Footnote: 14 We note as an initial matter that the Respondent appears to raise a due process challenge to the instant proceedings. In Committee on Legal Ethics v. Ikner, 190 W. Va. 433, 438 S.E.2d 613 (1993), we noted that Disciplinary Rule 3.27 had been approved for comment, but had yet to become effective. Id. at 437, 438 S.E.2d at 617 n.3. Nevertheless, we utilized the Rule 3.27 standard to impose a temporary suspension on the respondent lawyer. Id. at 438, 438 S.E.2d at 618. While the respondent in Ikner raised the issue of due process, we suggested that due process was satisfied by the Disciplinary Rule 3.27(c) provisions for notice and an opportunity to be heard. Id. at 437-38, 438 S.E.2d at 617-18. In this case, consistent with Disciplinary Rule 3.27(c), the Court provided the Respondent with an opportunity to appear for a hearing and to file a brief responding to the allegations made. We therefore conclude that he received all of the process that was due.

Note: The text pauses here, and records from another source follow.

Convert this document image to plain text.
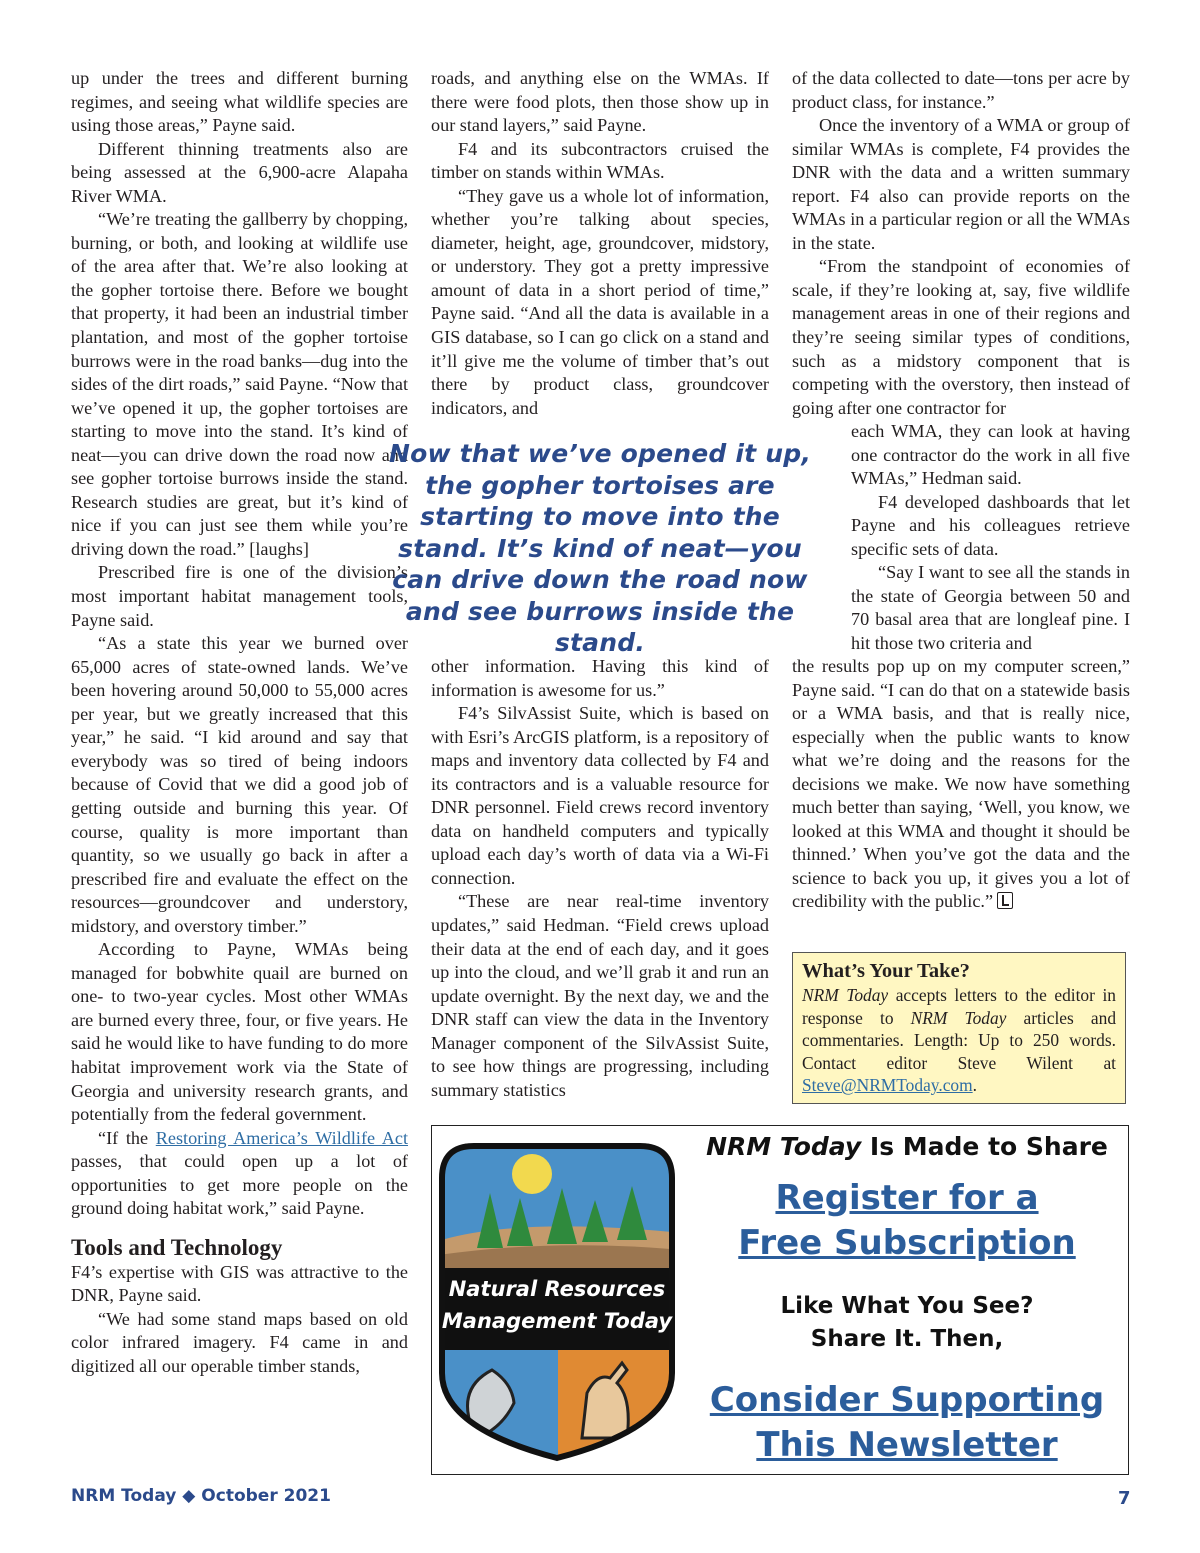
up under the trees and different burning regimes, and seeing what wildlife species are using those areas,” Payne said.

Different thinning treatments also are being assessed at the 6,900-acre Alapaha River WMA.

“We’re treating the gallberry by chopping, burning, or both, and looking at wildlife use of the area after that. We’re also looking at the gopher tortoise there. Before we bought that property, it had been an industrial timber plantation, and most of the gopher tortoise burrows were in the road banks—dug into the sides of the dirt roads,” said Payne. “Now that we’ve opened it up, the gopher tortoises are starting to move into the stand. It’s kind of neat—you can drive down the road now and see gopher tortoise burrows inside the stand. Research studies are great, but it’s kind of nice if you can just see them while you’re driving down the road.” [laughs]

Prescribed fire is one of the division’s most important habitat management tools, Payne said.

“As a state this year we burned over 65,000 acres of state-owned lands. We’ve been hovering around 50,000 to 55,000 acres per year, but we greatly increased that this year,” he said. “I kid around and say that everybody was so tired of being indoors because of Covid that we did a good job of getting outside and burning this year. Of course, quality is more important than quantity, so we usually go back in after a prescribed fire and evaluate the effect on the resources—groundcover and understory, midstory, and overstory timber.”

According to Payne, WMAs being managed for bobwhite quail are burned on one- to two-year cycles. Most other WMAs are burned every three, four, or five years. He said he would like to have funding to do more habitat improvement work via the State of Georgia and university research grants, and potentially from the federal government.

“If the Restoring America’s Wildlife Act passes, that could open up a lot of opportunities to get more people on the ground doing habitat work,” said Payne.

Tools and Technology

F4’s expertise with GIS was attractive to the DNR, Payne said.

“We had some stand maps based on old color infrared imagery. F4 came in and digitized all our operable timber stands,

roads, and anything else on the WMAs. If there were food plots, then those show up in our stand layers,” said Payne.

F4 and its subcontractors cruised the timber on stands within WMAs.

“They gave us a whole lot of information, whether you’re talking about species, diameter, height, age, groundcover, midstory, or understory. They got a pretty impressive amount of data in a short period of time,” Payne said. “And all the data is available in a GIS database, so I can go click on a stand and it’ll give me the volume of timber that’s out there by product class, groundcover indicators, and

Now that we’ve opened it up, the gopher tortoises are starting to move into the stand. It’s kind of neat—you can drive down the road now and see burrows inside the stand.

other information. Having this kind of information is awesome for us.”

F4’s SilvAssist Suite, which is based on with Esri’s ArcGIS platform, is a repository of maps and inventory data collected by F4 and its contractors and is a valuable resource for DNR personnel. Field crews record inventory data on handheld computers and typically upload each day’s worth of data via a Wi-Fi connection.

“These are near real-time inventory updates,” said Hedman. “Field crews upload their data at the end of each day, and it goes up into the cloud, and we’ll grab it and run an update overnight. By the next day, we and the DNR staff can view the data in the Inventory Manager component of the SilvAssist Suite, to see how things are progressing, including summary statistics

of the data collected to date—tons per acre by product class, for instance.”

Once the inventory of a WMA or group of similar WMAs is complete, F4 provides the DNR with the data and a written summary report. F4 also can provide reports on the WMAs in a particular region or all the WMAs in the state.

“From the standpoint of economies of scale, if they’re looking at, say, five wildlife management areas in one of their regions and they’re seeing similar types of conditions, such as a midstory component that is competing with the overstory, then instead of going after one contractor for

each WMA, they can look at having one contractor do the work in all five WMAs,” Hedman said.

F4 developed dashboards that let Payne and his colleagues retrieve specific sets of data.

“Say I want to see all the stands in the state of Georgia between 50 and 70 basal area that are longleaf pine. I hit those two criteria and

the results pop up on my computer screen,” Payne said. “I can do that on a statewide basis or a WMA basis, and that is really nice, especially when the public wants to know what we’re doing and the reasons for the decisions we make. We now have something much better than saying, ‘Well, you know, we looked at this WMA and thought it should be thinned.’ When you’ve got the data and the science to back you up, it gives you a lot of credibility with the public.”

What’s Your Take?

NRM Today accepts letters to the editor in response to NRM Today articles and commentaries. Length: Up to 250 words. Contact editor Steve Wilent at Steve@NRMToday.com.

Natural Resources
Management Today
NRM Today Is Made to Share
Register for a
Free Subscription
Like What You See?
Share It. Then,
Consider Supporting
This Newsletter
NRM Today ◆ October 2021	7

Footnote: 15 In regard to the Haught and Coss matters, the Respondent appears to argue that since no actual loan took place, no violation of Rule 1.8(a) occurred. Even assuming that the Respondent's conduct did not technically amount to a violation of Rule 1.8(a), there is sufficient evidence to indicate that his failure to promptly return the advanced fees and expenses to the two complainants violates Rule 1.16(d). Further, and more importantly,
the Respondent's outright misrepresentations to this Court concerning (1) his repayment of Ms. Coss, and (2) his suggestion
that the dispute between he and Ms. Haught had been resolved clearly violates Rule 3.3(a)(1) concerning truthfulness to the court. Rule 3.3(a)(1) provides that "[a] lawyer shall not knowingly: (1) make a false statement of material fact or law to a tribunal[.]" W. Va. R. Prof. Cond. 3.3(a)(1). The Respondent's misrepresentations to this Court are quite troublesome, given that he was disciplined for similar misconduct previously. See supra note 2.

Footnote: 16 While we have not discussed it fully herein, the record also indicates that the Respondent has a storied history for neglecting and mishandling client matters. Like the misconduct set forth above, he has been previously warned to avoid this type of wrongdoing. See supra note 2.